3 Highlights of the Newly Allowed One-Month Orientation Period
Back in February, the Department of Labor, IRS and Department of Health and Human Services issued final regulations on the Affordable Care Act’s (ACA’s) permissible waiting periods for health care coverage. This included creating a “reasonable and bona fide employment-based orientation period” as a substantive eligibility condition that wouldn’t count against the established limit of, generally, 90 days.
At the time, the agencies also issued proposed regulations describing such an orientation period. Then in late June, they issued regulations finalizing the proposed orientation period as one month — effective for plan years beginning on or after Jan. 1, 2015. Here are three highlights of the final regs:
1. The orientation calculation. An orientation period imposed as an eligibility condition doesn’t violate the waiting period limit so long as the orientation period doesn’t exceed one month. Further, the waiting period must begin the day after the orientation period ends.
To calculate the orientation period, employers should add one calendar month, and subtract one calendar day, from an employee’s start date in an otherwise eligible position. The preamble to the final regs explains that a longer orientation period would be subject to the general rule limiting waiting periods to 90 days and disallowing other eligibility requirements if they’re merely subterfuges for the passage of time.

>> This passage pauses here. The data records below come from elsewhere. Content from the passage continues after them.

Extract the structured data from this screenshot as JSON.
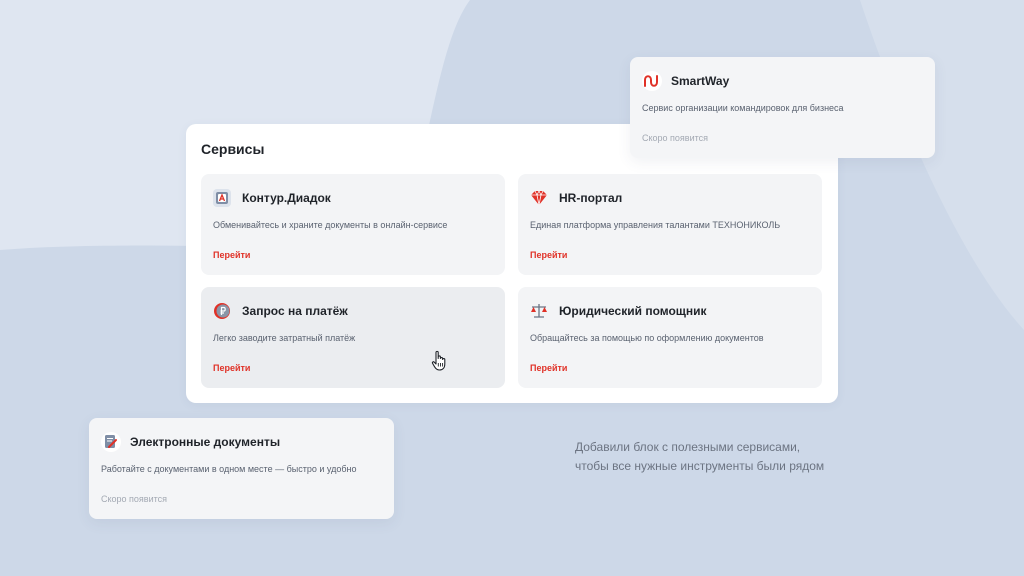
{
  "panel": {
    "title": "Сервисы"
  },
  "cards": [
    {
      "title": "Контур.Диадок",
      "description": "Обменивайтесь и храните документы в онлайн-сервисе",
      "link": "Перейти",
      "icon": "kontur-diadoc-icon"
    },
    {
      "title": "HR-портал",
      "description": "Единая платформа управления талантами ТЕХНОНИКОЛЬ",
      "link": "Перейти",
      "icon": "diamond-icon"
    },
    {
      "title": "Запрос на платёж",
      "description": "Легко заводите затратный платёж",
      "link": "Перейти",
      "icon": "ruble-coin-icon"
    },
    {
      "title": "Юридический помощник",
      "description": "Обращайтесь за помощью по оформлению документов",
      "link": "Перейти",
      "icon": "scales-icon"
    }
  ],
  "smartway": {
    "title": "SmartWay",
    "description": "Сервис организации командировок для бизнеса",
    "status": "Скоро появится",
    "icon": "smartway-logo-icon"
  },
  "edocs": {
    "title": "Электронные документы",
    "description": "Работайте с документами в одном месте — быстро и удобно",
    "status": "Скоро появится",
    "icon": "document-edit-icon"
  },
  "caption": {
    "line1": "Добавили блок с полезными сервисами,",
    "line2": "чтобы все нужные инструменты были рядом"
  },
  "colors": {
    "accent": "#e03127",
    "background": "#dfe6f1",
    "blob": "#cdd8e8"
  }
}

2. Required activities (or lack thereof). The regulations don’t require any particular activities to be conducted during an orientation period. Although the preamble notes that the agencies envision the period being for evaluation, orientation and training, it also states that the agencies “do not intend to call into question the reasonableness of short, bona fide orientation periods.”
3. Interaction with “play or pay.” The preamble cautions that, for large employers (as defined under the ACA), compliance with these rules doesn’t determine compliance with the shared-responsibility, or “play or pay,” rules. It includes an example illustrating that imposing the full orientation period plus the full 90-day waiting period may delay the start of coverage beyond the first day of the fourth full month of employment, potentially exposing a large employer to penalties.
Sidebar: IRS releases draft instructions to forms for reporting health coverage information
On Aug. 28, the IRS released draft instructions to the forms that employers with at least 50 full-time employees or the equivalent, and others, will use to file information returns and provide individual statements as required under the Affordable Care Act. Let’s review some highlights:
Form 1094-C. Here an employer reports summary information about itself. According to the instructions, an employer may choose to file multiple Forms 1094-C, each accompanied by Forms 1095-C, for different groups of employees (for example, different corporate divisions). But one of the Forms 1094-C must be designated as the “Authoritative Transmittal” and report aggregate employer-level data.
The instructions describe the reporting requirements for employers relying on various forms of shared-responsibility, or “play or pay,” transitional relief for 2015, such as the additional delay for employees with 50 to 99 full-time employees (or the equivalent).
Form 1095-C. Here an employer reports information about each employee. According to the instructions, an employer must furnish a separate Form 1095-C to each full-time employee and, if the employer’s plan is self-insured, to each employee (whether or not full-time) who enrolls in employer-sponsored coverage. Although the form is filed annually, most of the information must be reported separately for each calendar month, unless an exception applies. The instructions rely heavily on the use of indicator codes to:
- Describe the coverage offered by the employer (for example, whether coverage provided minimum value), and
- Ascertain the employer’s potential play-or-pay liability with respect to the offered coverage (for instance, whether the employer relied on an affordability safe harbor).
The instructions state that employer-sponsored self-insured plans will satisfy their reporting obligation by reporting actual coverage about each employee and family member on Form 1095-C.